— В российском экспозиционном дизайне есть разные направления, от иммерсивных театрализованных выставок до минималистов-законников, выступающих в защиту белого куба. У вас я вижу вкус к театральности, которая достигается не богатством, а разнообразием материала и количеством элементов. В экспозиции «Севкабеля» это тоже видно: пространство выставки «ведет» зрителя, направляет его взгляд цветом и яркими фактурами, которые иногда звучат в унисон с самими работами, но также создает дополнительный философский сюжет. Как вы сами определили бы главный принцип своей работы?
— Смирение. Считаю, что это — мое задание по жизни как для человека темпераментного. Дело в том, что главное для меня — история, затем — объекты, которые визуализируют эту историю. А архитектура и дизайн в этом смысле оказываются на третьем месте. Это и есть мое смирение. Конечно, мне всегда интересно самовыражение, как и любому художнику. И все же архитектура, особенно выставочная, — это довольно прикладная вещь.

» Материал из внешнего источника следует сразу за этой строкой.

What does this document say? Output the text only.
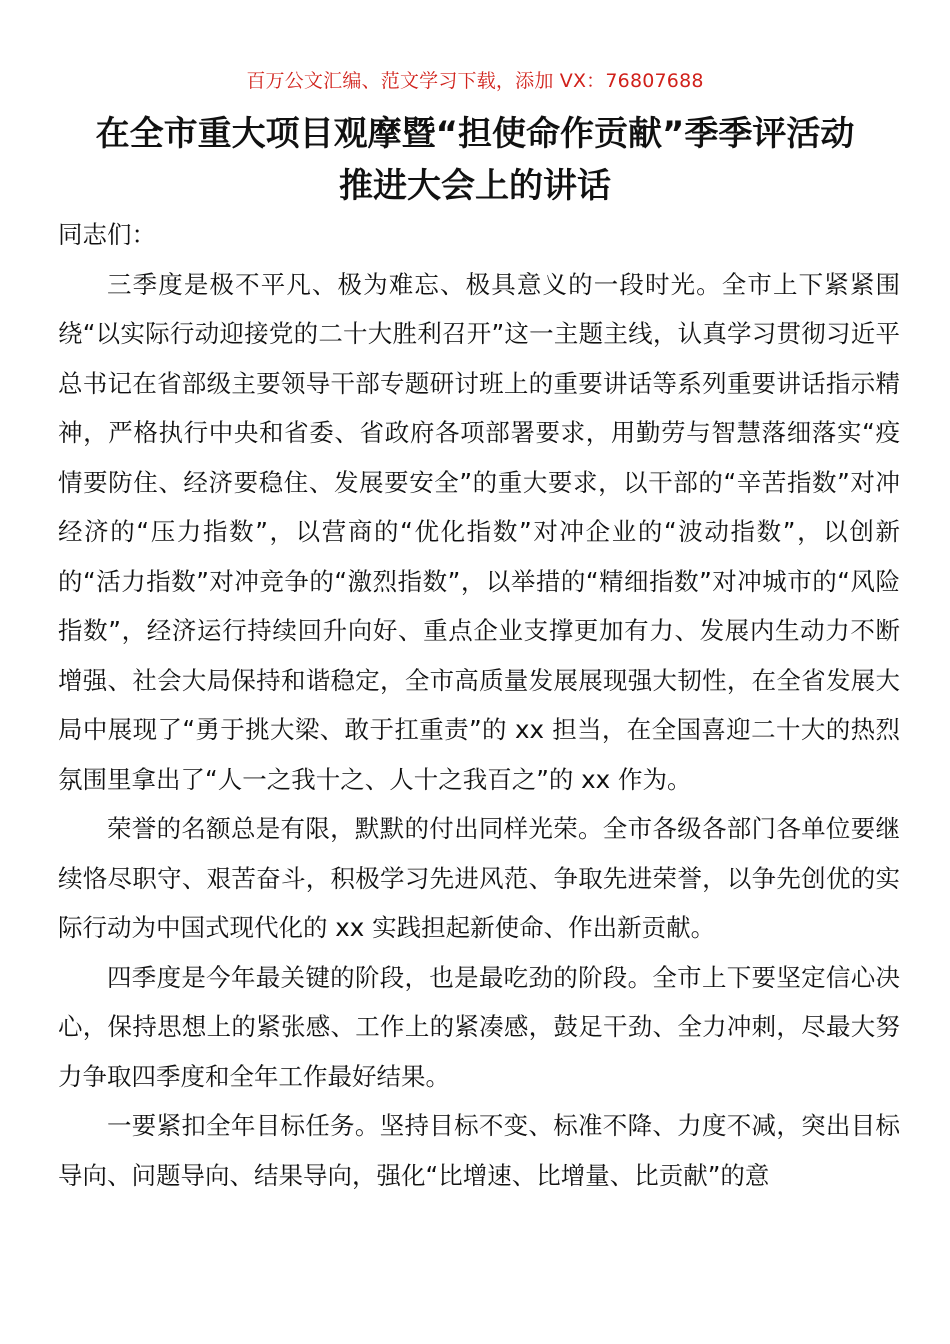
百万公文汇编、范文学习下载，添加 VX：76807688
在全市重大项目观摩暨“担使命作贡献”季季评活动
推进大会上的讲话

同志们：

三季度是极不平凡、极为难忘、极具意义的一段时光。全市上下紧紧围绕“以实际行动迎接党的二十大胜利召开”这一主题主线，认真学习贯彻习近平总书记在省部级主要领导干部专题研讨班上的重要讲话等系列重要讲话指示精神，严格执行中央和省委、省政府各项部署要求，用勤劳与智慧落细落实“疫情要防住、经济要稳住、发展要安全”的重大要求，以干部的“辛苦指数”对冲经济的“压力指数”，以营商的“优化指数”对冲企业的“波动指数”，以创新的“活力指数”对冲竞争的“激烈指数”，以举措的“精细指数”对冲城市的“风险指数”，经济运行持续回升向好、重点企业支撑更加有力、发展内生动力不断增强、社会大局保持和谐稳定，全市高质量发展展现强大韧性，在全省发展大局中展现了“勇于挑大梁、敢于扛重责”的 xx 担当，在全国喜迎二十大的热烈氛围里拿出了“人一之我十之、人十之我百之”的 xx 作为。

荣誉的名额总是有限，默默的付出同样光荣。全市各级各部门各单位要继续恪尽职守、艰苦奋斗，积极学习先进风范、争取先进荣誉，以争先创优的实际行动为中国式现代化的 xx 实践担起新使命、作出新贡献。

四季度是今年最关键的阶段，也是最吃劲的阶段。全市上下要坚定信心决心，保持思想上的紧张感、工作上的紧凑感，鼓足干劲、全力冲刺，尽最大努力争取四季度和全年工作最好结果。

一要紧扣全年目标任务。坚持目标不变、标准不降、力度不减，突出目标导向、问题导向、结果导向，强化“比增速、比增量、比贡献”的意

Никто не отменял триаду Витрувия. Красота красотой, но функциональность и прочность не менее важны. Это всегда компромисс и поиск. Думаю, в понимании этого компромисса мне очень сильно помогла учеба в Англии, потому что я не училась на архитектора или дизайнера, а изучала проектирование городской среды.
— А какая у вас была диссертация?
— «Интеграция современной архитектуры в исторический контекст». Смешно, но моя первая запись в трудовой книжке — это Министерство культуры. Первой задачей как раз и была работа с наследием: спецпроект реставрации на острове в Измайлове. Потом были карьеры, небоскребы, координация больших проектов, много всего интересного, но тема наследия — самая родная.

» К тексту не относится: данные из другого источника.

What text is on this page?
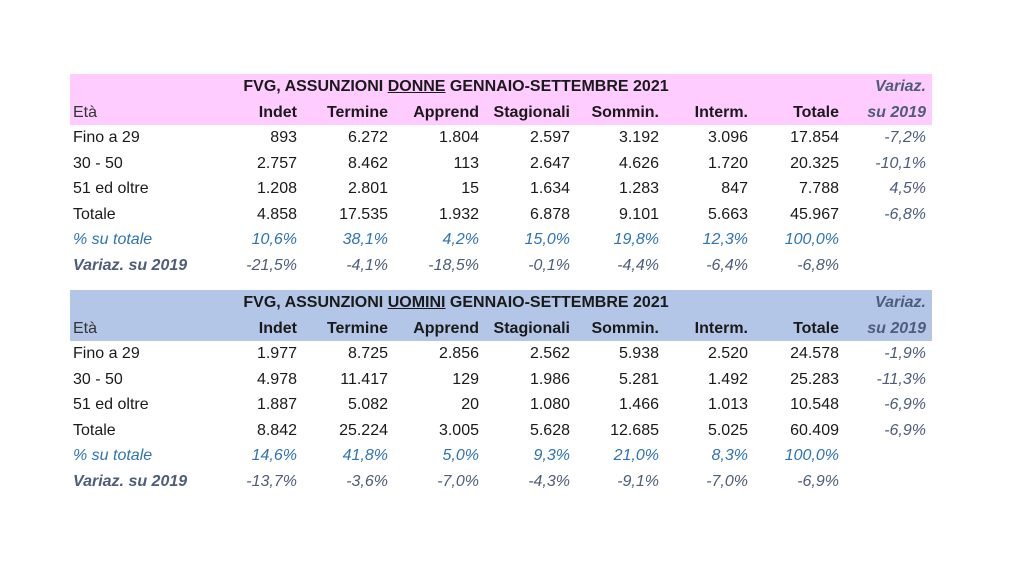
FVG, ASSUNZIONI DONNE GENNAIO-SETTEMBRE 2021	Variaz.
Età	Indet Termine Apprend Stagionali Sommin. Interm.	Totale su 2019
Fino a 29	893	6.272	1.804	2.597	3.192	3.096	17.854	-7,2%
30 - 50	2.757	8.462	113	2.647	4.626	1.720	20.325 -10,1%
51 ed oltre	1.208	2.801	15	1.634	1.283	847	7.788	4,5%
Totale	4.858	17.535	1.932	6.878	9.101	5.663	45.967	-6,8%
% su totale	10,6%	38,1%	4,2%	15,0%	19,8%	12,3% 100,0%
Variaz. su 2019	-21,5%	-4,1%	-18,5%	-0,1%	-4,4%	-6,4%	-6,8%
FVG, ASSUNZIONI UOMINI GENNAIO-SETTEMBRE 2021	Variaz.
Età	Indet Termine Apprend Stagionali Sommin. Interm.	Totale su 2019
Fino a 29	1.977	8.725	2.856	2.562	5.938	2.520	24.578	-1,9%
30 - 50	4.978	11.417	129	1.986	5.281	1.492	25.283 -11,3%
51 ed oltre	1.887	5.082	20	1.080	1.466	1.013	10.548	-6,9%
Totale	8.842	25.224	3.005	5.628	12.685	5.025	60.409	-6,9%
% su totale	14,6%	41,8%	5,0%	9,3%	21,0%	8,3% 100,0%
Variaz. su 2019	-13,7%	-3,6%	-7,0%	-4,3%	-9,1%	-7,0%	-6,9%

— На фоне угасающей моды на минимализм ваш подход наверняка критиковали.
— Я не считаю, что критика в мой адрес может быть деструктивной. Одно дело — оценить проект с точки зрения выставочной прагматики: насколько это комфортно, насколько предметы в сохранности или нет. А нравится или не нравится — это то же самое, что спорить о произведении искусства: нравится оно или нет — это что-то очень личное. Из того, что я сама вижу и чувствую, мне совсем не нравится направление общего настроения, некоего определенного заданного формата экспозиционных решений: белые стены, черные линии, чуть-чуть бетона, чуть-чуть небрежности и разрухи. Очень хорошо, что сейчас появляются разные выставки и разные направления, которые наконец можно обсуждать. Уходит привычное давление, когда классным и модным считается только то, что попало в узкую тусовку, когда модно быть «неформатным» и придерживаться некоего «альтернативного стиля» и разговор строится вокруг того, «форматный» ты или «неформатный». В целом меня беспокоят, скорее, вот эта искусственность поисков альтернативности стиля и отрицание красоты как естественной потребности человека.
— Насколько я знаю, сейчас вы делаете проект для нового здания Музеев Московского Кремля.

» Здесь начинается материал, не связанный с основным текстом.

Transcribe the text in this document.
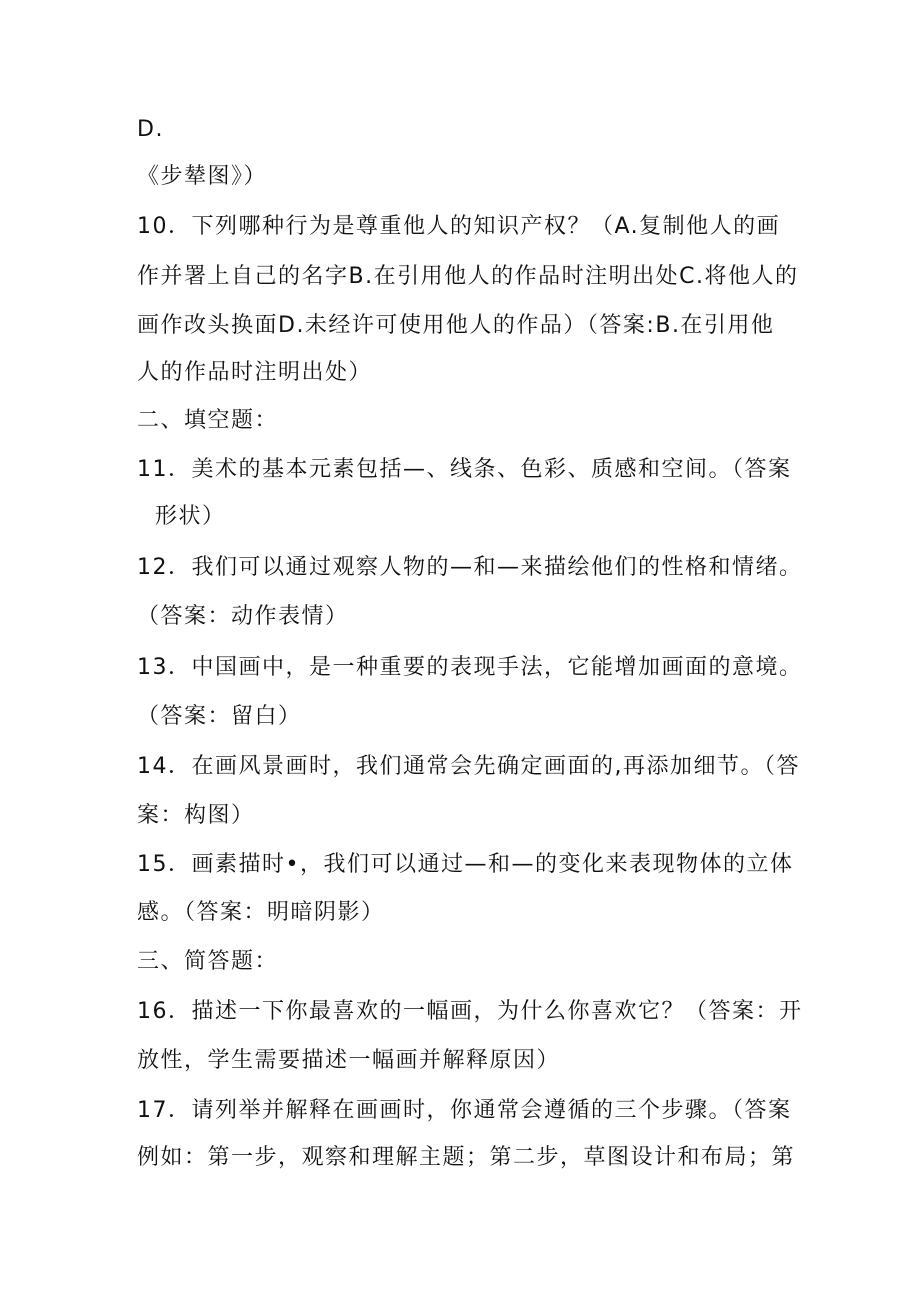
D.
《步辇图》）
10．下列哪种行为是尊重他人的知识产权？（A.复制他人的画
作并署上自己的名字B.在引用他人的作品时注明出处C.将他人的
画作改头换面D.未经许可使用他人的作品）（答案:B.在引用他
人的作品时注明出处）
二、填空题：
11．美术的基本元素包括—、线条、色彩、质感和空间。（答案
形状）
12．我们可以通过观察人物的—和—来描绘他们的性格和情绪。
（答案：动作表情）
13．中国画中，是一种重要的表现手法，它能增加画面的意境。
（答案：留白）
14．在画风景画时，我们通常会先确定画面的,再添加细节。（答
案：构图）
15．画素描时•，我们可以通过—和—的变化来表现物体的立体
感。（答案：明暗阴影）
三、简答题：
16．描述一下你最喜欢的一幅画，为什么你喜欢它？（答案：开
放性，学生需要描述一幅画并解释原因）
17．请列举并解释在画画时，你通常会遵循的三个步骤。（答案
例如：第一步，观察和理解主题；第二步，草图设计和布局；第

— Новое здание строит Юрий Григорян, мы готовим блок государственных регалий: это временная экспозиция на пять лет, в течение которых будет реконструироваться Оружейная палата. После этого все регалии должны вернуться обратно, ведь они не должны покидать стены Кремля. Работать с вещами «первого порядка» очень волнительно, много переживаний и страха с обеих сторон. Но в Музеях Кремля очень слаженная команда, все как в аптеке, поэтому работать с ними — одно удовольствие. Елена Юрьевна Гагарина — опытный директор и знаток искусства, человек очень насмотренный и придирчивый в хорошем смысле этого слова. Этот подход мне лично очень близок как любителю идеальных деталей. Ну и, конечно же, сдержанность и все то же смирение, к которым нас обязывают вещи и локация.
— Можно ли сказать, что сейчас крупные музеи как заказчики тоже определенным образом развивают свой вкус?
— Конечно. Кажется, что теперь без архитектора никуда, но ведь это совсем новая ситуация. Музеи ищут новые подходы для работы с аудиториями, и архитектура — это один из самых важных инструментов, который помимо всего прочего определяет общий стиль музея. Например, для музеев классических, будь то Кремль, Эрмитаж, Петергоф или Исторический музей, с которыми тоже работает PSCulture, образ больничной стерильности в экспозиции, к которой тяготеют музеи современного искусства, неприемлем. Опять же это связано с контентом, то есть экспонатами, с которыми мы работаем. Думаю, здесь помогают мой опыт работы с историческим наследием и живой интерес к предмету: меня интересуют и XVII век, и конструктивизм, и сталинский ампир, и миллион разных стилей. Что мне кажется очень важным и чему учит как раз Уорхол — это понимание того, что красота рядом: она в банке супа, в мыльном брикете, она в индустриальном наследии 70-х — 80-х, которое на «Севкабеле» соединяется с архитектурой рубежа веков. И это удивительно прекрасно, потому что красота может быть очень разной, и необходимо не опровергать или деконструировать какие-то отдельные ее проявления, а принимать разнообразие. Принятие — мне кажется, главный психологически адекватный ответ на окружающий нас ландшафт.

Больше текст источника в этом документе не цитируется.